Variability of Shelfbreak Currents North of Cape Hatteras

Glen Gawarkiewicz1, Frank Bahr2, Brian Hogue3, Magdalena Andres4, Robert E Todd2, Harvey Seim5, Sara Haines6, John Bane7, Mike Muglia8, Catherine Richardson Edwards9 and Dana K Savidge10, (1)Woods Hole Oceanographic Institution, Woods Hole, MA, United States, (2)Woods Hole Oceanographic Institution, Physical Oceanography, Woods Hole, MA, United States, (3)Woods Hole Oceanographic Institution, United States, (4)WHOI, Woods Hole, United States, (5)University of North Carolina at Chapel Hill, Earth, Marine, and Environmental Sciences, Chapel Hill, NC, United States, (6)University of North Carolina at Chapel Hill, Earth, Marine, and Environmental Sciences, Chapel Hill, United States, (7)University of North Carolina at Chapel Hill, Chapel Hill, NC, United States, (8)Coastal Studies Institute North Carolina, United States, (9)Skidaway Institute of Oceanogr, Savannah, GA, United States, (10)Skidaway Inst Oceanography, Savannah, GA, United States
Abstract:
The Shelfbreak Front in the Middle Atlantic Bight extends from Georges Bank southward to Cape Hatteras, where it deflects offshore and is entrained into the Gulf Stream.
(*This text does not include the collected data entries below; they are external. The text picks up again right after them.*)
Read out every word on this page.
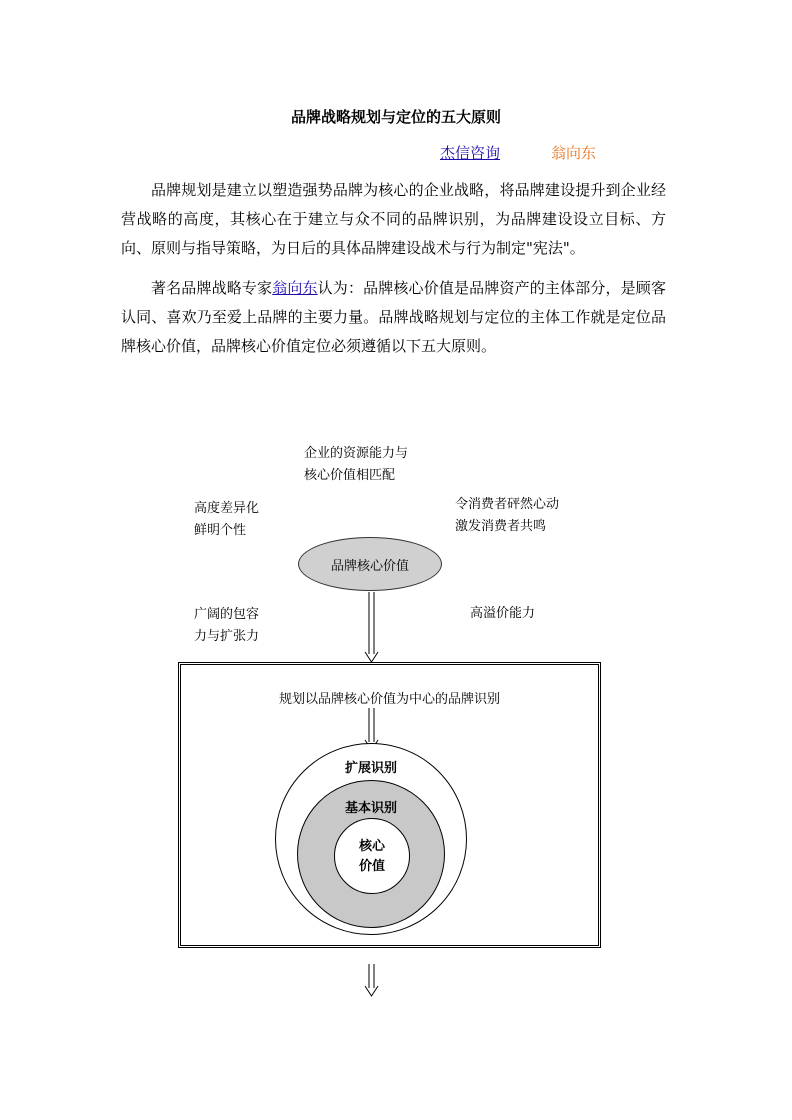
品牌战略规划与定位的五大原则
杰信咨询	翁向东
品牌规划是建立以塑造强势品牌为核心的企业战略，将品牌建设提升到企业经营战略的高度，其核心在于建立与众不同的品牌识别，为品牌建设设立目标、方向、原则与指导策略，为日后的具体品牌建设战术与行为制定"宪法"。
著名品牌战略专家翁向东认为：品牌核心价值是品牌资产的主体部分，是顾客认同、喜欢乃至爱上品牌的主要力量。品牌战略规划与定位的主体工作就是定位品牌核心价值，品牌核心价值定位必须遵循以下五大原则。
企业的资源能力与
核心价值相匹配
高度差异化
鲜明个性
令消费者砰然心动
激发消费者共鸣
品牌核心价值
广阔的包容
力与扩张力
高溢价能力
规划以品牌核心价值为中心的品牌识别
扩展识别
基本识别
核心
价值
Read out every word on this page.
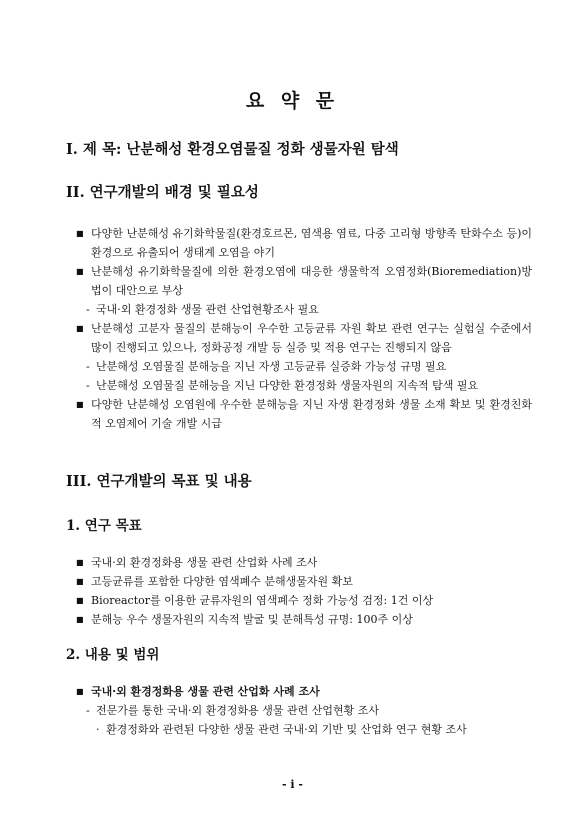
요 약 문
I. 제 목: 난분해성 환경오염물질 정화 생물자원 탐색
II. 연구개발의 배경 및 필요성
■ 다양한 난분해성 유기화학물질(환경호르몬, 염색용 염료, 다중 고리형 방향족 탄화수소 등)이 환경으로 유출되어 생태계 오염을 야기
■ 난분해성 유기화학물질에 의한 환경오염에 대응한 생물학적 오염정화(Bioremediation)방법이 대안으로 부상
- 국내·외 환경정화 생물 관련 산업현황조사 필요
■ 난분해성 고분자 물질의 분해능이 우수한 고등균류 자원 확보 관련 연구는 실험실 수준에서 많이 진행되고 있으나, 정화공정 개발 등 실증 및 적용 연구는 진행되지 않음
- 난분해성 오염물질 분해능을 지닌 자생 고등균류 실증화 가능성 규명 필요
- 난분해성 오염물질 분해능을 지닌 다양한 환경정화 생물자원의 지속적 탐색 필요
■ 다양한 난분해성 오염원에 우수한 분해능을 지닌 자생 환경정화 생물 소재 확보 및 환경친화적 오염제어 기술 개발 시급
III. 연구개발의 목표 및 내용
1. 연구 목표
■ 국내·외 환경정화용 생물 관련 산업화 사례 조사
■ 고등균류를 포함한 다양한 염색폐수 분해생물자원 확보
■ Bioreactor를 이용한 균류자원의 염색폐수 정화 가능성 검정: 1건 이상
■ 분해능 우수 생물자원의 지속적 발굴 및 분해특성 규명: 100주 이상
2. 내용 및 범위
■ 국내·외 환경정화용 생물 관련 산업화 사례 조사
- 전문가를 통한 국내·외 환경정화용 생물 관련 산업현황 조사
· 환경정화와 관련된 다양한 생물 관련 국내·외 기반 및 산업화 연구 현황 조사
- i -
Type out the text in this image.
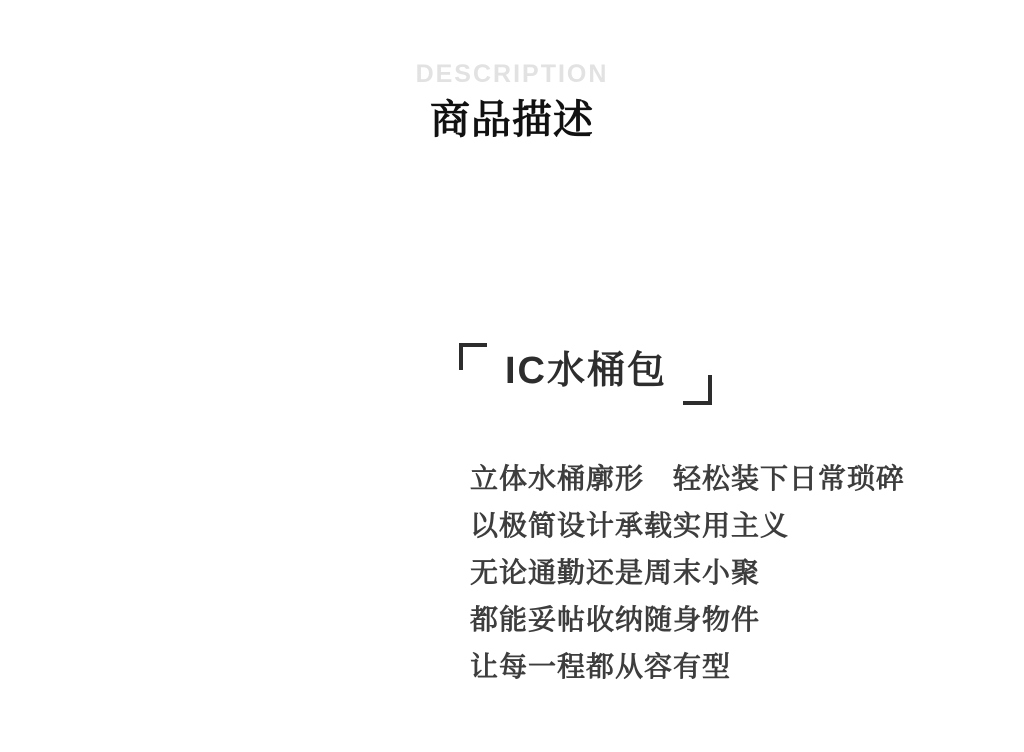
DESCRIPTION
商品描述
IC水桶包

立体水桶廓形　轻松装下日常琐碎

以极简设计承载实用主义

无论通勤还是周末小聚

都能妥帖收纳随身物件

让每一程都从容有型
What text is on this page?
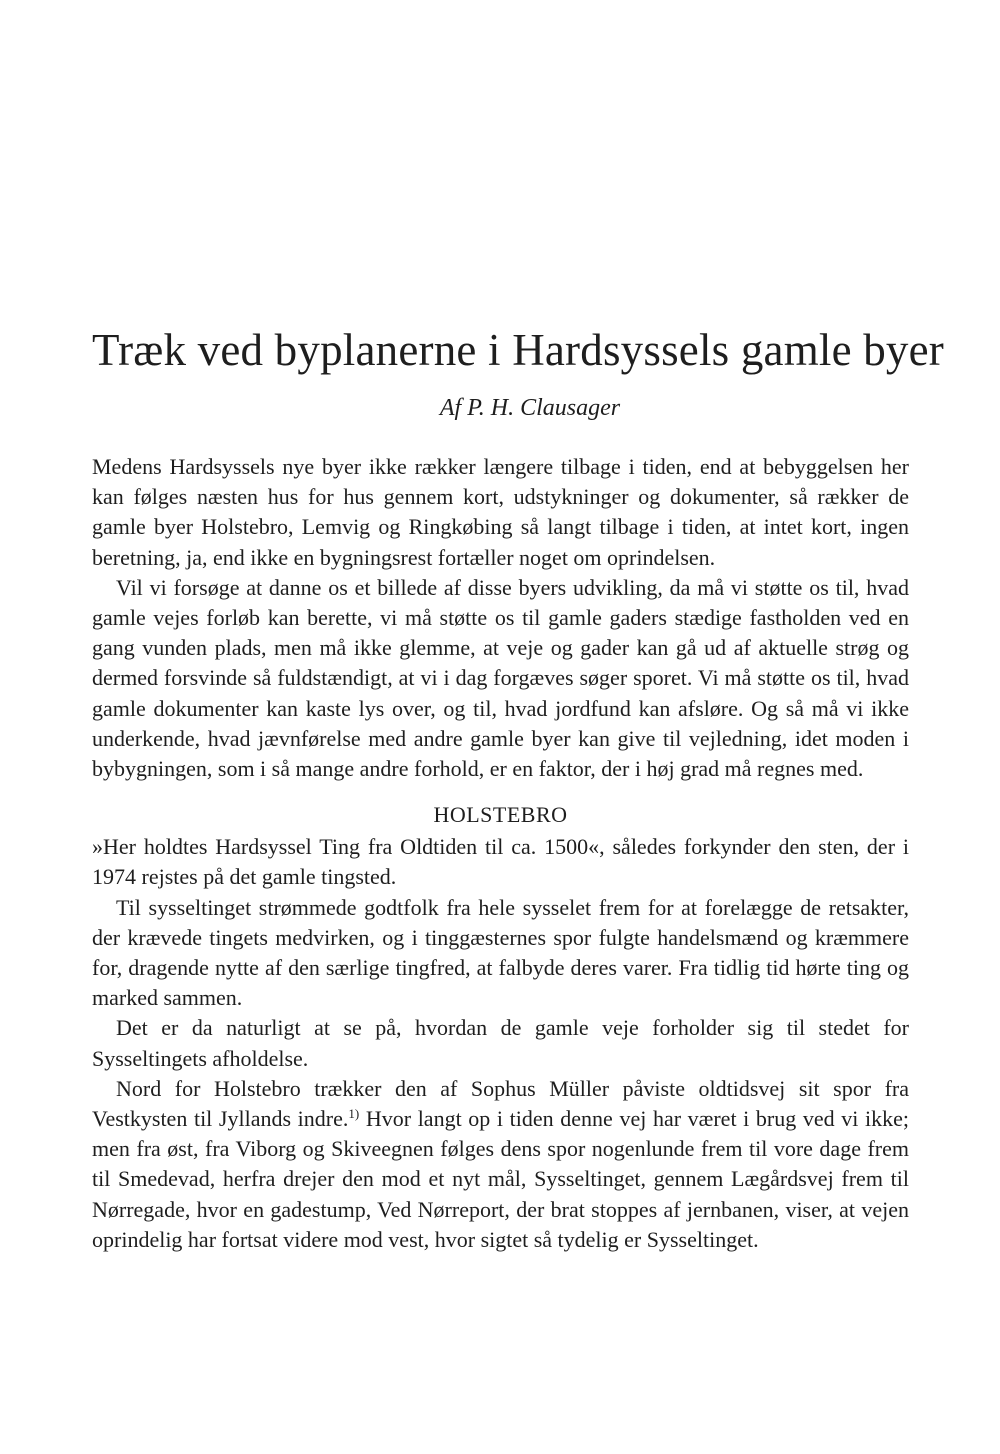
Træk ved byplanerne i Hardsyssels gamle byer
Af P. H. Clausager

Medens Hardsyssels nye byer ikke rækker længere tilbage i tiden, end at bebyggelsen her kan følges næsten hus for hus gennem kort, udstykninger og dokumenter, så rækker de gamle byer Holstebro, Lemvig og Ringkøbing så langt tilbage i tiden, at intet kort, ingen beretning, ja, end ikke en bygningsrest fortæller noget om oprindelsen.

Vil vi forsøge at danne os et billede af disse byers udvikling, da må vi støtte os til, hvad gamle vejes forløb kan berette, vi må støtte os til gamle gaders stædige fastholden ved en gang vunden plads, men må ikke glemme, at veje og gader kan gå ud af aktuelle strøg og dermed forsvinde så fuldstændigt, at vi i dag forgæves søger sporet. Vi må støtte os til, hvad gamle dokumenter kan kaste lys over, og til, hvad jordfund kan afsløre. Og så må vi ikke underkende, hvad jævnførelse med andre gamle byer kan give til vejledning, idet moden i bybygningen, som i så mange andre forhold, er en faktor, der i høj grad må regnes med.

HOLSTEBRO

»Her holdtes Hardsyssel Ting fra Oldtiden til ca. 1500«, således forkynder den sten, der i 1974 rejstes på det gamle tingsted.

Til sysseltinget strømmede godtfolk fra hele sysselet frem for at forelægge de retsakter, der krævede tingets medvirken, og i tinggæsternes spor fulgte handelsmænd og kræmmere for, dragende nytte af den særlige tingfred, at falbyde deres varer. Fra tidlig tid hørte ting og marked sammen.

Det er da naturligt at se på, hvordan de gamle veje forholder sig til stedet for Sysseltingets afholdelse.

Nord for Holstebro trækker den af Sophus Müller påviste oldtidsvej sit spor fra Vestkysten til Jyllands indre.$^{1)}$ Hvor langt op i tiden denne vej har været i brug ved vi ikke; men fra øst, fra Viborg og Skiveegnen følges dens spor nogenlunde frem til vore dage frem til Smedevad, herfra drejer den mod et nyt mål, Sysseltinget, gennem Lægårdsvej frem til Nørregade, hvor en gadestump, Ved Nørreport, der brat stoppes af jernbanen, viser, at vejen oprindelig har fortsat videre mod vest, hvor sigtet så tydelig er Sysseltinget.
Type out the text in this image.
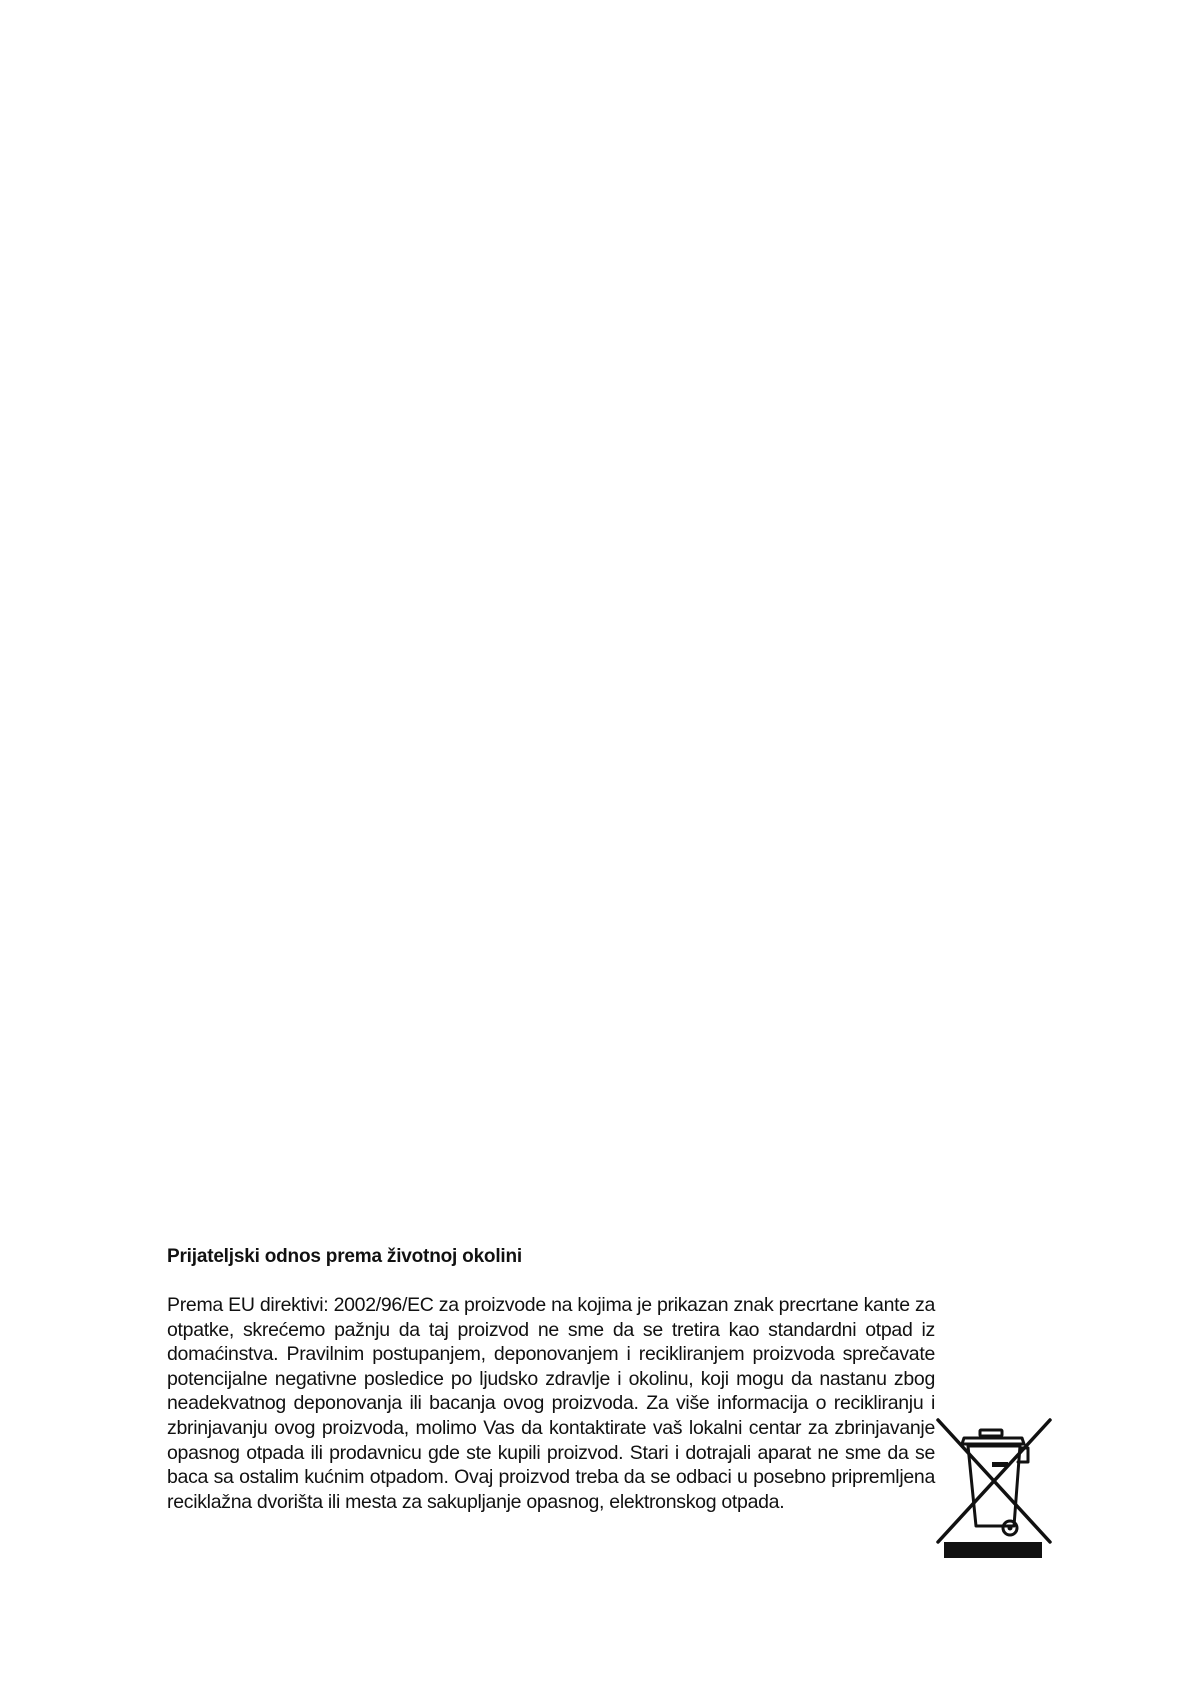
Prijateljski odnos prema životnoj okolini

Prema EU direktivi: 2002/96/EC za proizvode na kojima je prikazan znak precrtane kante za otpatke, skrećemo pažnju da taj proizvod ne sme da se tretira kao standardni otpad iz domaćinstva. Pravilnim postupanjem, deponovanjem i recikliranjem proizvoda sprečavate potencijalne negativne posledice po ljudsko zdravlje i okolinu, koji mogu da nastanu zbog neadekvatnog deponovanja ili bacanja ovog proizvoda. Za više informacija o recikliranju i zbrinjavanju ovog proizvoda, molimo Vas da kontaktirate vaš lokalni centar za zbrinjavanje opasnog otpada ili prodavnicu gde ste kupili proizvod. Stari i dotrajali aparat ne sme da se baca sa ostalim kućnim otpadom. Ovaj proizvod treba da se odbaci u posebno pripremljena reciklažna dvorišta ili mesta za sakupljanje opasnog, elektronskog otpada.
The flow just north of Cape Hatteras is particularly complicated as convergent shelf flows, Gulf Stream and Hatteras Front motions, and wind forcing affect the flow at the shelfbreak. Three bottom-mounted Acoustic Doppler Current Profilers were deployed for 18 months at the 100 m isobath north of Cape Hatteras as part of the Processes driving Exchange At Cape Hatteras (PEACH) multi-institutional study. The flow is southward in the mean, but is strongly pulsed with time scales consistent with wind forcing. The strongest pulse in 2018 occurred in March, with a maximum velocity approaching 0.8 m/s. Near the Gulf Stream separation point, where the continental slope shifts orientation to the north, there is a significant eastward component to the velocity, with maximum velocities exceeding 0.5 m/s. Temperature at the bottom (100 m) varies from 8-16 Deg. C with cooler waters associated with southward velocity pulses. Salinity at the bottom varies from 33 to 35.5 PSU. The influence of storm events as well as the impacts of significant freshening from August to October 2018 will be discussed.